As we waited for our turn to engage the throttles and exit the Cannes Yachting Festival, bound for the harbor, I looked through the yacht’s expansive glass at dozens of would-be paparazzi with their phones trained on us, shooting photos and taking videos. We cleared the scene and moved into the Bay of Cannes, cruising past the docked superyachts where crowds gathered at the bows, taking even more photos of us. Is this what life is like in the fame fishbowl?
The commotion was not about those of us on the boat, but instead about the craft itself, The Icon. It resembles nothing else on the water, or from this planet. It’s an all-glass, 43-foot boat with striking looks by BMW’s Designworks, which used this vessel to pay homage to the folded-paper era of Giorgetto Giugiaro’s car designs.
And, in place of a snarling V-8 engine, The Icon has an electric power train. Tyde is the builder. It’s a German electric-boat startup founded by Christoph Ballin, who also happens to be the co-founder of e-mobility leader Torqeedo. Ballin was on The Icon with me that day, and we talked about her 240-kWh Deep Blue batteries as well as Torqeedo’s 100-kW drives.

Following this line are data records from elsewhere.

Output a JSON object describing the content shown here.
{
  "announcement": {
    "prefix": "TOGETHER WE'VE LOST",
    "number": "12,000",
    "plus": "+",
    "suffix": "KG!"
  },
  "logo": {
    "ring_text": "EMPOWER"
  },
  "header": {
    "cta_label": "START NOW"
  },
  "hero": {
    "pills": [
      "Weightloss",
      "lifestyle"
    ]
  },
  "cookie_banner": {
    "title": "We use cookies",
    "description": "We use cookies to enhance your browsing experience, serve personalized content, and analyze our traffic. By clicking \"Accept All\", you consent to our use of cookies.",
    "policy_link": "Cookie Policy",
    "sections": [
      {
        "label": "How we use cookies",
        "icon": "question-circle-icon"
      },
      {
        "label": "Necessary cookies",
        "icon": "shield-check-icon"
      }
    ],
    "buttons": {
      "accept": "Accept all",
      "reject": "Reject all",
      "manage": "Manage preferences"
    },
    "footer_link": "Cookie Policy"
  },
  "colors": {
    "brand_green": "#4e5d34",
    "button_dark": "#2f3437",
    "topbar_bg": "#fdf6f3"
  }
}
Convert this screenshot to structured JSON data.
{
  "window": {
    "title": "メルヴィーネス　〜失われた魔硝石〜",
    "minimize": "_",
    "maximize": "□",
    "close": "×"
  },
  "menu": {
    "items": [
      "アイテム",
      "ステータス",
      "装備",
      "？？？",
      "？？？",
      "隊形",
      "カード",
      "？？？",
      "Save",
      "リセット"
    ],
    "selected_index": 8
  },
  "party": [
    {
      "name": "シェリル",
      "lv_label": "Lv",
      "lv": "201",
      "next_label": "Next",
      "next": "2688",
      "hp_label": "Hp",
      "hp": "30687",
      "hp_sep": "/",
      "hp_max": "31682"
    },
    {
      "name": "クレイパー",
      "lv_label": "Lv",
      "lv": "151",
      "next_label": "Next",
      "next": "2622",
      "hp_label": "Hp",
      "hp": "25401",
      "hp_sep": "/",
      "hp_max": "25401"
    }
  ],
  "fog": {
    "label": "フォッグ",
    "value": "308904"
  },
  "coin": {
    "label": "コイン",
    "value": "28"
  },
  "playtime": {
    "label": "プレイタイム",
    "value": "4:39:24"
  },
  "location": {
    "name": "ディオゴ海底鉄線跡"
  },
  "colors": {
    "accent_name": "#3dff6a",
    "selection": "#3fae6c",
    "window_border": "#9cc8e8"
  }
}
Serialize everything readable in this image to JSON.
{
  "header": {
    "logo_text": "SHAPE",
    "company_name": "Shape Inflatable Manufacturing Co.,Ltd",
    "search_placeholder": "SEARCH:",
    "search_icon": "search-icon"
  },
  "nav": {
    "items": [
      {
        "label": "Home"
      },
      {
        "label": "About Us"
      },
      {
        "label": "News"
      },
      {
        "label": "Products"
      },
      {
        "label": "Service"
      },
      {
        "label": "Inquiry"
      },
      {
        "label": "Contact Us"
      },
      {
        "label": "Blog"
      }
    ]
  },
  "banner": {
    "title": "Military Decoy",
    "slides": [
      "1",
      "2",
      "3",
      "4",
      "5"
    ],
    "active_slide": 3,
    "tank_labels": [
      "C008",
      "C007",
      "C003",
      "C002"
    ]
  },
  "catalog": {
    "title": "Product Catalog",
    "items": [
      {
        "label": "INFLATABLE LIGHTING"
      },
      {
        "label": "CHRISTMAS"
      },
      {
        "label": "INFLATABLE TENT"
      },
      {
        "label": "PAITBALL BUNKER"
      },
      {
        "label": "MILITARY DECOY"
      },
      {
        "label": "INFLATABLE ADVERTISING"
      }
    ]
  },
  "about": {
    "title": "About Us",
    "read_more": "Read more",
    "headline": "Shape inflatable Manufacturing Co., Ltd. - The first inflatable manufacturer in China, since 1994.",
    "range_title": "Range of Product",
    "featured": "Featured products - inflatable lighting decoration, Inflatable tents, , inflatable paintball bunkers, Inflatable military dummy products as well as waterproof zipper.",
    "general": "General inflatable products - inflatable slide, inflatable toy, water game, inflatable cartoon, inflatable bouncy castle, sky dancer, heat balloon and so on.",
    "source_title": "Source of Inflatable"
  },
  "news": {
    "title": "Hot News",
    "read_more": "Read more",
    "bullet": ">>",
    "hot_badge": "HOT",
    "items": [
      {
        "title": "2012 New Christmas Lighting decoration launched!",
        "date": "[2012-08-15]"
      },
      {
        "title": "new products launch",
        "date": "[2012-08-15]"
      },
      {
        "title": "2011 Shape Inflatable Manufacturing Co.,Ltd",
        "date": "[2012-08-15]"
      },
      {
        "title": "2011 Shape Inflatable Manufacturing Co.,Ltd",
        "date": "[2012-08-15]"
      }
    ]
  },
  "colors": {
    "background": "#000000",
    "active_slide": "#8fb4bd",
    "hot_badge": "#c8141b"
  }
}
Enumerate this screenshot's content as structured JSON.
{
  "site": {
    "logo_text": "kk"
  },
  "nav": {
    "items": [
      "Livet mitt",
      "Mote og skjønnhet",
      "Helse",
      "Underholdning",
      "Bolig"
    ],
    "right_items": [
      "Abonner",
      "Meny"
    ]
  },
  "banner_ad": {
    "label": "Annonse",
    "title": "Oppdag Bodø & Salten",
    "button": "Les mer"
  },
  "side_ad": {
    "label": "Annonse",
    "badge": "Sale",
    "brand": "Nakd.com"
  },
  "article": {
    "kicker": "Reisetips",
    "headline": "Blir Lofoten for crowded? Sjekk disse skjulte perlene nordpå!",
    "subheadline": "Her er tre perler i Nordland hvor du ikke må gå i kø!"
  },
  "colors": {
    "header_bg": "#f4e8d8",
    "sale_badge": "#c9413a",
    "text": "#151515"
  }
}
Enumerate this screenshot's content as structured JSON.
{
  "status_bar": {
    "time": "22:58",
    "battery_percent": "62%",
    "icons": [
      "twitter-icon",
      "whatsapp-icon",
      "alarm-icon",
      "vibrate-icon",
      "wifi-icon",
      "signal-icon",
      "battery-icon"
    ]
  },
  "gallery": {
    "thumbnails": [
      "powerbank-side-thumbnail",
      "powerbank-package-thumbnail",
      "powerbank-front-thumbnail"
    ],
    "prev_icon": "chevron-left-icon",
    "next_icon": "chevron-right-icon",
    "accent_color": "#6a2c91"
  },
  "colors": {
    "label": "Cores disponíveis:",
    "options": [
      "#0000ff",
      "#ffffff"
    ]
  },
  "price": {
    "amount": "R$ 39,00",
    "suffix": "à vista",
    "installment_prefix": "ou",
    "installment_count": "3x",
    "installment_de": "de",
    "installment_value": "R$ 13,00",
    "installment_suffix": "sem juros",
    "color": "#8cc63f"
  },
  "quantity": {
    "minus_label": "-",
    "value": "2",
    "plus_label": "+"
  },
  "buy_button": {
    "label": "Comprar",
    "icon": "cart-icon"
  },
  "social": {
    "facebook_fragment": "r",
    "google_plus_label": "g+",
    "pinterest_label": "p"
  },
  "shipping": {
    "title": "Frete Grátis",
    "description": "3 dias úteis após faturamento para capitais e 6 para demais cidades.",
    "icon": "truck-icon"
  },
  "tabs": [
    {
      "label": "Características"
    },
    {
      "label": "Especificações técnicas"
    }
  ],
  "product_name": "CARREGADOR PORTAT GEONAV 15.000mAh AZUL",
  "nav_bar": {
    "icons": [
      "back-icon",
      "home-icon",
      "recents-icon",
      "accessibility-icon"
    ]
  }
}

But it’s the foils that let her glide above the seas with superior efficiency—and fortunately, this was a show-me outing. As we sat comfortably in lounge chairs atop her plush, carpeted interior, the immediate torque of the electric drives put us noiselessly on plane and quickly onto the foils. We wove our way amid the moored vessels at 27 knots. When my turn came at the helm, I took the yoke and attempted to unnerve her in the wakes of other boats. Bracing for impact was useless, as it never came. She just glided by. It was among the singular moments that I have experienced on any boat, a glimpse into the future of mobility.
If only the paparazzi could have captured us at that moment instead. Boat lovers all around the world will want to see this, for sure.